The largest share of UK insolvencies continued to be from the Ex-Council Community classification, typically individuals living on council estates where a large number of residents have exercised their right to buy.

This group made up 9.26% cent of the UK adult population and they accounted for 14.6% of all insolvencies, a rise of 23bps compared to the same quarter last year.

Young professionals experienced the biggest drop in their share of personal insolvencies in the past 12 months.

The New Homemakers group, typically young professionals who have recently bought a new home, saw its proportion of insolvencies decrease by 41bps to 5.39% in Q1 2012.

The Liberal Opinions group consisting of young, professional and well educated people also experienced a fall in its share of insolvencies, from 5.76% in Q1 2011 to 5.38% in Q1 2012.

Experian revealed that while the total number of individuals being declared insolvent had fallen across the country, some pockets of the UK continued to struggle.
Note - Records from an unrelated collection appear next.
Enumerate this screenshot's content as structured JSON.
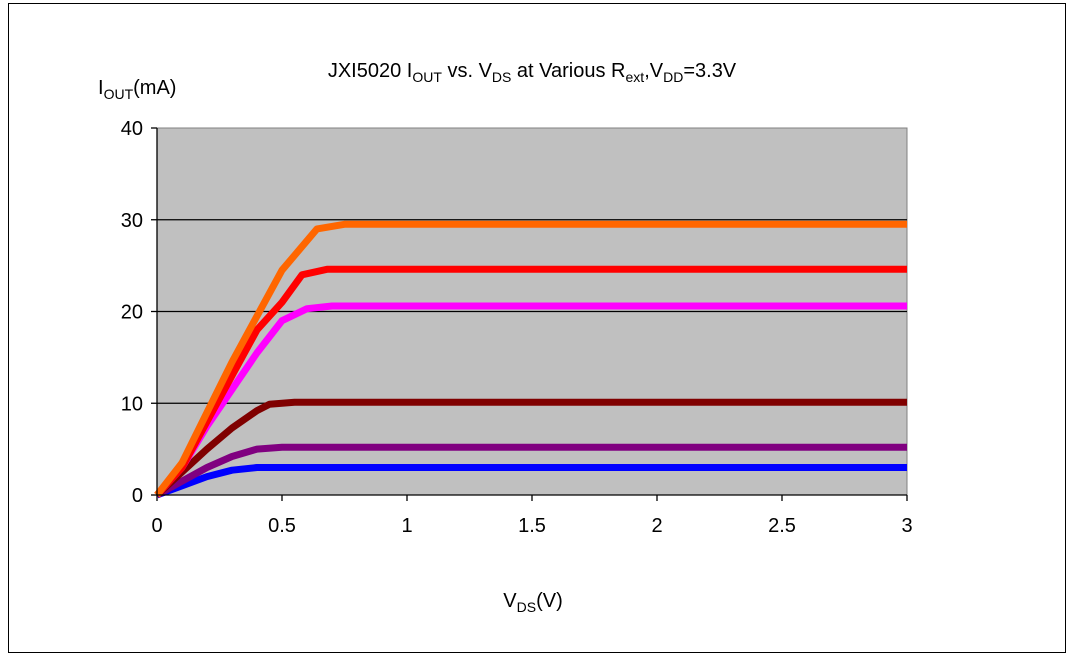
{
  "chart_data": {
    "type": "line",
    "title": {
      "main": "JXI5020 I",
      "sub1": "OUT",
      "mid1": " vs. V",
      "sub2": "DS",
      "mid2": " at Various R",
      "sub3": "ext",
      "mid3": ",V",
      "sub4": "DD",
      "end": "=3.3V"
    },
    "ylabel": {
      "main": "I",
      "sub": "OUT",
      "unit": "(mA)"
    },
    "xlabel": {
      "main": "V",
      "sub": "DS",
      "unit": "(V)"
    },
    "xlim": [
      0,
      3
    ],
    "ylim": [
      0,
      40
    ],
    "x_ticks": [
      "0",
      "0.5",
      "1",
      "1.5",
      "2",
      "2.5",
      "3"
    ],
    "y_ticks": [
      "0",
      "10",
      "20",
      "30",
      "40"
    ],
    "grid": "horizontal",
    "plot_background": "#c0c0c0",
    "series": [
      {
        "color": "#0000ff",
        "points": [
          [
            0,
            0
          ],
          [
            0.1,
            1
          ],
          [
            0.2,
            2
          ],
          [
            0.3,
            2.7
          ],
          [
            0.4,
            3
          ],
          [
            0.5,
            3
          ],
          [
            1,
            3
          ],
          [
            2,
            3
          ],
          [
            3,
            3
          ]
        ]
      },
      {
        "color": "#800080",
        "points": [
          [
            0,
            0
          ],
          [
            0.1,
            1.5
          ],
          [
            0.2,
            3
          ],
          [
            0.3,
            4.2
          ],
          [
            0.4,
            5
          ],
          [
            0.5,
            5.2
          ],
          [
            1,
            5.2
          ],
          [
            2,
            5.2
          ],
          [
            3,
            5.2
          ]
        ]
      },
      {
        "color": "#800000",
        "points": [
          [
            0,
            0
          ],
          [
            0.1,
            2.5
          ],
          [
            0.2,
            5
          ],
          [
            0.3,
            7.3
          ],
          [
            0.4,
            9.2
          ],
          [
            0.45,
            9.9
          ],
          [
            0.55,
            10.1
          ],
          [
            1,
            10.1
          ],
          [
            3,
            10.1
          ]
        ]
      },
      {
        "color": "#ff00ff",
        "points": [
          [
            0,
            0
          ],
          [
            0.1,
            3
          ],
          [
            0.2,
            7.5
          ],
          [
            0.3,
            11.5
          ],
          [
            0.4,
            15.5
          ],
          [
            0.5,
            19
          ],
          [
            0.6,
            20.3
          ],
          [
            0.7,
            20.6
          ],
          [
            1,
            20.6
          ],
          [
            3,
            20.6
          ]
        ]
      },
      {
        "color": "#ff0000",
        "points": [
          [
            0,
            0
          ],
          [
            0.1,
            3
          ],
          [
            0.2,
            8
          ],
          [
            0.3,
            13
          ],
          [
            0.4,
            18
          ],
          [
            0.5,
            21
          ],
          [
            0.58,
            24
          ],
          [
            0.68,
            24.6
          ],
          [
            1,
            24.6
          ],
          [
            3,
            24.6
          ]
        ]
      },
      {
        "color": "#ff6600",
        "points": [
          [
            0,
            0
          ],
          [
            0.1,
            3.5
          ],
          [
            0.2,
            9
          ],
          [
            0.3,
            14.5
          ],
          [
            0.4,
            19.5
          ],
          [
            0.5,
            24.5
          ],
          [
            0.64,
            29
          ],
          [
            0.75,
            29.5
          ],
          [
            1,
            29.5
          ],
          [
            3,
            29.5
          ]
        ]
      }
    ]
  }
}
St Albans saw the biggest increase of 31% with five in every 10,000 households encountering insolvency in Q1 2012, compared to four in every 10,000 households this time last year.

Birmingham Central and Skipton also saw rising levels of personal insolvencies, up by 21% and 20% respectively.

Poole, the large coastal town of Dorset recorded the UK’s biggest drop in insolvencies, with just three people in every 10,000 households being declared insolvent, 69% less than Q1 2011.

London remained one of the least affected regions with four in every 10,000 households experiencing insolvency in Q1 2012, compared to six in every 10,000 in Q1 2011.

Simon Waller, head of customer management and collections for Experian UK and Ireland, said: “Although it’s positive news that personal insolvency levels are continuing to fall in the UK overall, it is clear that this positivity is not being felt uniformly across the country.

“Understanding that an individual’s circumstances as well as their environment can impact their ability to meet their credit commitments is critical for when assessing portfolios.

“By using data and analytics to identify the specific needs and characteristics of customers, lenders can better identify those that are genuinely struggling to service their household bills and credit commitments so they can treat them sensitively and according to their individual circumstances.”